Ein recht grundsätzlicher Fall betraf schließlich das Verhältnis von gesamtverantwortlichen Stellen und Datenschutz-Aufsichtsbehörde (Beitrag Nr. 4.2). Hier hatte ein Fachreferat eines Staatsministeriums in einem Förderbescheid versucht, die für ein IT-Projekt zu gewährenden Leistungen an eine Unbedenklichkeitsbescheinigung des Landesbeauftragten zu knüpfen. Eine solche Vorgehensweise ist mit der völligen Unabhängigkeit der Datenschutz-Aufsichtsbehörden nicht in Einklang zu bringen. Auf den Widerstand des Landesbeauftragten hin habe die Behördenleitung des Staatsministeriums den Versuch einer ungesetzlichen Arbeitserleichterung ohne weitere Diskussion unterbunden.
4. Fazit
Der Tätigkeitsbericht lässt bei allem Detailreichtum deutlich den Wert präventiver Datenschutzarbeit erkennen, wie sie durch die Begleitung von Gesetzgebungsvorhaben, durch Fachpublikationen oder Maßnahmen geleistet werden kann, bei denen gemeinsam mit den gesamtverantwortlichen Stellen landesweit Verbesserungen erreicht werden.
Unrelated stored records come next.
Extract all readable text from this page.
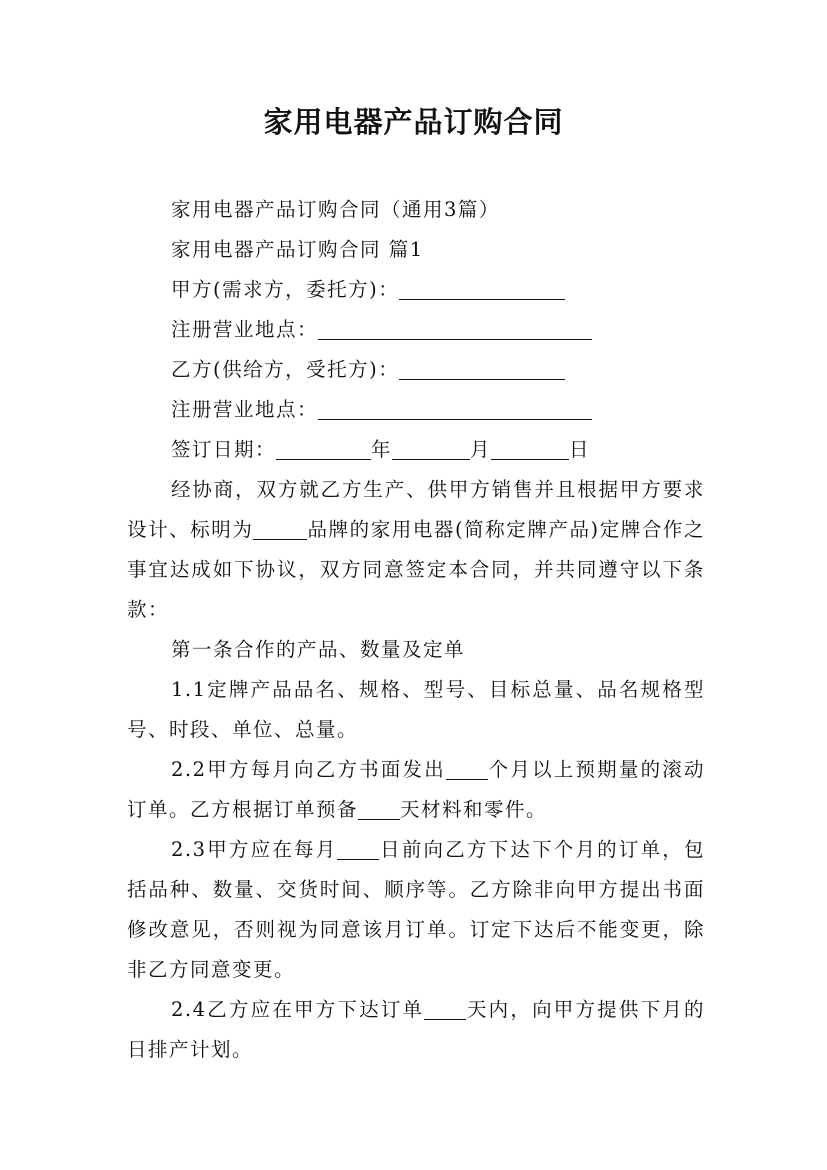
家用电器产品订购合同

家用电器产品订购合同（通用3篇）

家用电器产品订购合同 篇1

甲方(需求方，委托方)：

注册营业地点：

乙方(供给方，受托方)：

注册营业地点：

签订日期：	年	月	日

经协商，双方就乙方生产、供甲方销售并且根据甲方要求设计、标明为	品牌的家用电器(简称定牌产品)定牌合作之事宜达成如下协议，双方同意签定本合同，并共同遵守以下条款：

第一条合作的产品、数量及定单

1.1定牌产品品名、规格、型号、目标总量、品名规格型号、时段、单位、总量。

2.2甲方每月向乙方书面发出 个月以上预期量的滚动订单。乙方根据订单预备 天材料和零件。

2.3甲方应在每月 日前向乙方下达下个月的订单，包括品种、数量、交货时间、顺序等。乙方除非向甲方提出书面修改意见，否则视为同意该月订单。订定下达后不能变更，除非乙方同意变更。

2.4乙方应在甲方下达订单 天内，向甲方提供下月的日排产计划。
Es ist zu hoffen, dass die Ressourcen der Datenschutz-Aufsichtsbehörden im Allgemeinen und des Landesbeauftragten im Besonderen auch bei steigenden Bürokratielasten im Zusammenhang mit der Bearbeitung von Datenschutzbeschwerden weiterhin ausreichen, um nicht nur in Einzelfällen, sondern auch in größeren Zusammenhängen wesentliche Beiträge zu einem guten Datenschutzniveau leisten zu können.